Now, study results published ahead-of-print in Annals of Medicine report that metformin and DPP-4 inhibitor dual therapy provides less durable glycemic control than the addition of sulfonylureas or TZD to metformin.

This retrospective study examined a cohort of 20,070 patients newly treated with sulfonylureas, DPP-4s, or TZDs following metformin therapy failure. The researchers behind it followed patients until they required a third glucose-lowering therapy or for 5 years if a third agent wasn’t added.

TZDs provided the most durable glycemic control combined with metformin (8% failure rate) compared with sulfonylureas use (15% failure rate) or DPP-4 inhibitors (23% failure rate).

These findings are similar to the relative durability of monotherapy options seen in the ADOPT trial.

Previous researchers determined that patients using DPP-4 inhibitors were less likely to need insulin after 6 years than sulfonylurea users. However, the cohort had lower mean HbA1C levels at baseline (8%) than the current study’s population did (9%).

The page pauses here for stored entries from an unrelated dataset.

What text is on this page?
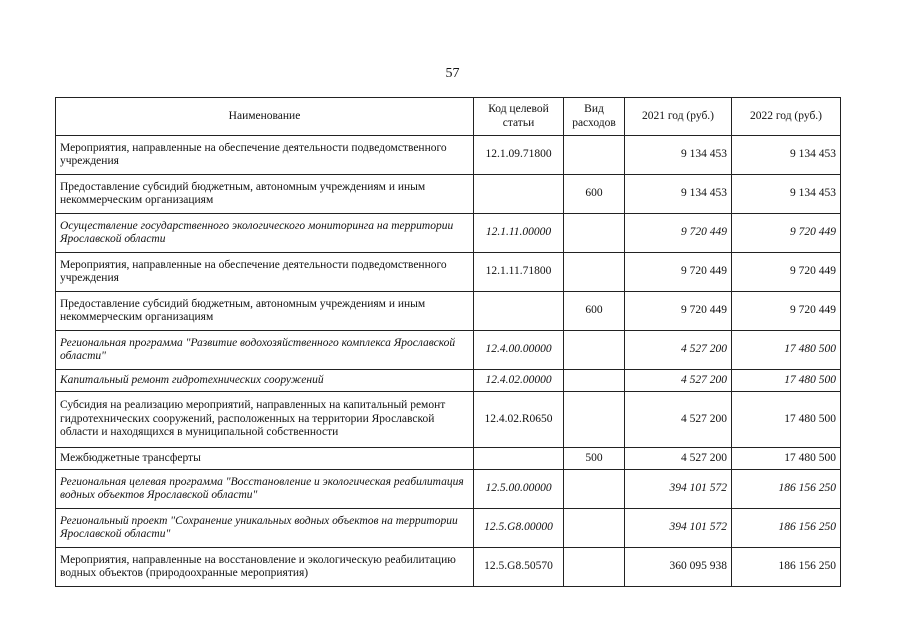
57
Наименование	Код целевой статьи	Вид расходов	2021 год (руб.)	2022 год (руб.)
Мероприятия, направленные на обеспечение деятельности подведомственного учреждения	12.1.09.71800		9 134 453	9 134 453
Предоставление субсидий бюджетным, автономным учреждениям и иным некоммерческим организациям		600	9 134 453	9 134 453
Осуществление государственного экологического мониторинга на территории Ярославской области	12.1.11.00000		9 720 449	9 720 449
Мероприятия, направленные на обеспечение деятельности подведомственного учреждения	12.1.11.71800		9 720 449	9 720 449
Предоставление субсидий бюджетным, автономным учреждениям и иным некоммерческим организациям		600	9 720 449	9 720 449
Региональная программа "Развитие водохозяйственного комплекса Ярославской области"	12.4.00.00000		4 527 200	17 480 500
Капитальный ремонт гидротехнических сооружений	12.4.02.00000		4 527 200	17 480 500
Субсидия на реализацию мероприятий, направленных на капитальный ремонт гидротехнических сооружений, расположенных на территории Ярославской области и находящихся в муниципальной собственности	12.4.02.R0650		4 527 200	17 480 500
Межбюджетные трансферты		500	4 527 200	17 480 500
Региональная целевая программа "Восстановление и экологическая реабилитация водных объектов Ярославской области"	12.5.00.00000		394 101 572	186 156 250
Региональный проект "Сохранение уникальных водных объектов на территории Ярославской области"	12.5.G8.00000		394 101 572	186 156 250
Мероприятия, направленные на восстановление и экологическую реабилитацию водных объектов (природоохранные мероприятия)	12.5.G8.50570		360 095 938	186 156 250
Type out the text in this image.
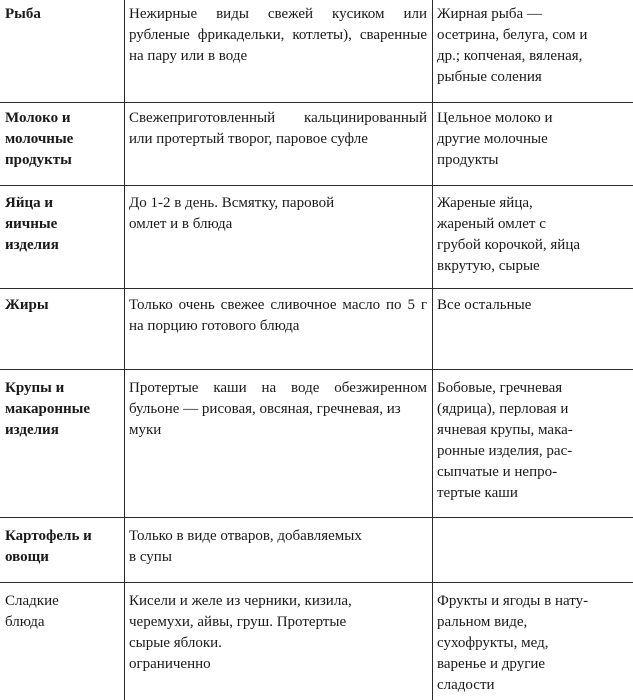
Рыба	Нежирные виды свежей кусиком или рубленые фрикадельки, котлеты), сваренные на пару или в воде
Жирная рыба —
осетрина, белуга, сом и
др.; копченая, вяленая,
рыбные соления
Молоко и
молочные
продукты
Свежеприготовленный кальцинированный или протертый творог, паровое суфле
Цельное молоко и
другие молочные
продукты
Яйца и
яичные
изделия
До 1-2 в день. Всмятку, паровой
омлет и в блюда
Жареные яйца,
жареный омлет с
грубой корочкой, яйца
вкрутую, сырые
Жиры	Только очень свежее сливочное масло по 5 г на порцию готового блюда
Все остальные
Крупы и
макаронные
изделия
Протертые каши на воде обезжиренном бульоне — рисовая, овсяная, гречневая, из
муки
Бобовые, гречневая
(ядрица), перловая и
ячневая крупы, мака-
ронные изделия, рас-
сыпчатые и непро-
тертые каши
Картофель и
овощи
Только в виде отваров, добавляемых
в супы
Сладкие
блюда
Кисели и желе из черники, кизила,
черемухи, айвы, груш. Протертые
сырые яблоки.
ограниченно
Фрукты и ягоды в нату-
ральном виде,
сухофрукты, мед,
варенье и другие
сладости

TZDs were associated with a nearly 4-pound weight gain on average, sulfonylureas were associated with slight weight loss, and DDP-4 inhibitors were associated with a nearly 4-pound weight loss.

Statin therapy, female sex, tobacco smoking, longer diabetes duration, and higher baseline HbA1C levels increased the likelihood of treatment failure.

The study didn’t include sodium-glucose transporter-2 and glucagon-like peptide-1 inhibitors because the population was too small at the time of enrollment.

No randomized controlled trials investigating the relative durability of dual therapy options exist in the literature.

This retrospective trial found that metformin and TZD dual therapy was the most durable option for patients with diabetes, followed by metformin with sulfonylureas and metformin with DPP-4 inhibitors.